Tegelijkertijd moet worden geconstateerd, dat de vooruitgang in het
afgelopen jaar bescheiden was en er op sommige terreinen, met name op het
gebied van de burger- en politieke rechten, zelfs sprake was van een
teruggang. Als gebieden waarop de EU niet de gewenste verbetering heeft
gezien, worden in de Raadsconclusies o.a. genoemd: het recht op vrijheid van
meningsuiting, van vereniging en van godsdienst en overtuiging. Ook de
behandeling van minderheden, de situatie in Tibet en de grootschalige
toepassing van de doodstraf blijven aanleiding geven tot zorg.
Tijdens de meest recente dialoogronde op 22/23 februari jl. in Stockholm werd wederom weinig vooruitgang geboekt inzake Tibet en de aanpak van individuele Falun Gong aanhangers.
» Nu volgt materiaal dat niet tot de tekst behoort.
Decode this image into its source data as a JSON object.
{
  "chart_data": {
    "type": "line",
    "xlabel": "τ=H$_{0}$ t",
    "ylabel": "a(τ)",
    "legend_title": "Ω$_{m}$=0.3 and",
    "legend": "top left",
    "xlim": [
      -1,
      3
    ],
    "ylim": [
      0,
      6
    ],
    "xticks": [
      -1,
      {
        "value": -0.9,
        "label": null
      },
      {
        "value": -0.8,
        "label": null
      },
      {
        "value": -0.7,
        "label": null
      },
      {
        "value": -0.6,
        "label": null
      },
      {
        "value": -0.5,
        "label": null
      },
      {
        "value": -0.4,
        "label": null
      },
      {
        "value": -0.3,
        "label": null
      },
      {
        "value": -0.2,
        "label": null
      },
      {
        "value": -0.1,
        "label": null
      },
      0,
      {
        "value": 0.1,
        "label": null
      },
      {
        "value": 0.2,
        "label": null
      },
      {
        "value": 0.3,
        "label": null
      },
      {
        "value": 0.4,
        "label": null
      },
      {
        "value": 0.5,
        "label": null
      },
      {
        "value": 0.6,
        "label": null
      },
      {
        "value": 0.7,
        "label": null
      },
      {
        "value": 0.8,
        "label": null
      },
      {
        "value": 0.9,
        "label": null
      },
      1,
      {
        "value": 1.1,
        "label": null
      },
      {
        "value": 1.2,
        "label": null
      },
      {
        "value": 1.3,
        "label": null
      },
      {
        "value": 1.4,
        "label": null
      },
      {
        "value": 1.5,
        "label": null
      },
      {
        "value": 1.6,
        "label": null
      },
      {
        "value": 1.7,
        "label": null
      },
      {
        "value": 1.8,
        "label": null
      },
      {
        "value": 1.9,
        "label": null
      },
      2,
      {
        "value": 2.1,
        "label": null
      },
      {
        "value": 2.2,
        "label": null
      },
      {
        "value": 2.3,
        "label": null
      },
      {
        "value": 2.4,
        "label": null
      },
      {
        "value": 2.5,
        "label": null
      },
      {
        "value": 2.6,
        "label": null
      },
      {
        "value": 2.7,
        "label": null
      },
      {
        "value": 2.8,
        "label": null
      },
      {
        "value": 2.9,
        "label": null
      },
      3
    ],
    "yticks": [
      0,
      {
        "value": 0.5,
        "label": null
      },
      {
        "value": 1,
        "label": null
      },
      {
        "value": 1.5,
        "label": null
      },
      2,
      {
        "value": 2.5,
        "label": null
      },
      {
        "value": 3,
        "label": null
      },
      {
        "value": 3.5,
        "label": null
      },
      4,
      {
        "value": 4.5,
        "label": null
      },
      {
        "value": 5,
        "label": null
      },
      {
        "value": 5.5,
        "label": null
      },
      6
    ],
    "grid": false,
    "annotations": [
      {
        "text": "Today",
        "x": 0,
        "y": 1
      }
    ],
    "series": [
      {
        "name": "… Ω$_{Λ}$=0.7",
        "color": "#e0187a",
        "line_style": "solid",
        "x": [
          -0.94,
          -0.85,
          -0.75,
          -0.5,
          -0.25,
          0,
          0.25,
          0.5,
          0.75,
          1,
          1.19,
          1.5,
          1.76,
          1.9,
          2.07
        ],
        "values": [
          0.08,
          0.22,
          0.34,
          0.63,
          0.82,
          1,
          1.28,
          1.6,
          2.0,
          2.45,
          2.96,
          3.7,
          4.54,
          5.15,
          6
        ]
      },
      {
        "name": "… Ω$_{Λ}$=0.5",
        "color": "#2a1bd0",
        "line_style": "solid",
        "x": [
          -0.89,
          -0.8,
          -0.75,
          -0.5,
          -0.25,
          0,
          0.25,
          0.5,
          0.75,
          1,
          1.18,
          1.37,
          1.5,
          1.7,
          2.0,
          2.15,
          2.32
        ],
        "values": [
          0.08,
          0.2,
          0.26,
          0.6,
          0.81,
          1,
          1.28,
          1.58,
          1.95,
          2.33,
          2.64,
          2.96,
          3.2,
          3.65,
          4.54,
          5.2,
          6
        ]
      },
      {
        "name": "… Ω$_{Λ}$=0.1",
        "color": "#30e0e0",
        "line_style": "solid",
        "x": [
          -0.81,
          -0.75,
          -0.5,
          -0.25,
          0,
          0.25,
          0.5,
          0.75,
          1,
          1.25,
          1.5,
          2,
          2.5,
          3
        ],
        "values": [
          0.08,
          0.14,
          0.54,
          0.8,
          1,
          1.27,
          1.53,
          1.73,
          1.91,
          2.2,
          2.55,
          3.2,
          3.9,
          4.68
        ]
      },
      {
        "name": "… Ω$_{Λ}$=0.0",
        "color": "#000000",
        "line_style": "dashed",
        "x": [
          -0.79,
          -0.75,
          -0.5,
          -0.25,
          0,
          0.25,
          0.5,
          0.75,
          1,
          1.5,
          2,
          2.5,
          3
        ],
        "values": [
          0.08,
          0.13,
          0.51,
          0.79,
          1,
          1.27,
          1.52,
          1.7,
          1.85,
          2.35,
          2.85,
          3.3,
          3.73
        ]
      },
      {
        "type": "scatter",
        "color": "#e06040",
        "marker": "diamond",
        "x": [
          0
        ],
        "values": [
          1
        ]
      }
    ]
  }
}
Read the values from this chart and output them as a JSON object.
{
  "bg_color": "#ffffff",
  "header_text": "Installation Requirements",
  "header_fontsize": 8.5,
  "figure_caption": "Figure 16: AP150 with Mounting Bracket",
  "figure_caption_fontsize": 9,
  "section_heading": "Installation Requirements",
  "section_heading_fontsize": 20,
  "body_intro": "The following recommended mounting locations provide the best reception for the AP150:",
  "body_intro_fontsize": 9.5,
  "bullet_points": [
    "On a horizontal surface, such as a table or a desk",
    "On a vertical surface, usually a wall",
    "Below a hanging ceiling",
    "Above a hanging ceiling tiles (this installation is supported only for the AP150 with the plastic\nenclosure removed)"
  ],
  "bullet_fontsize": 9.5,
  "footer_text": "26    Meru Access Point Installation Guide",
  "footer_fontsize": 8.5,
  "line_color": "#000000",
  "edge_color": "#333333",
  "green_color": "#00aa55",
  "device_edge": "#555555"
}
Wel werd uitgebreid gesproken over de aanpak van marteling in China en gaf China aan dat EU-ondersteuning bij het trainen van politie en gevangenispersoneel om marteling te voorkomen zeer welkom was. Verder kondigde China aan dat er binnenkort een ontmoeting plaats zal vinden met de VN-Speciale Rapporteur inzake marteling.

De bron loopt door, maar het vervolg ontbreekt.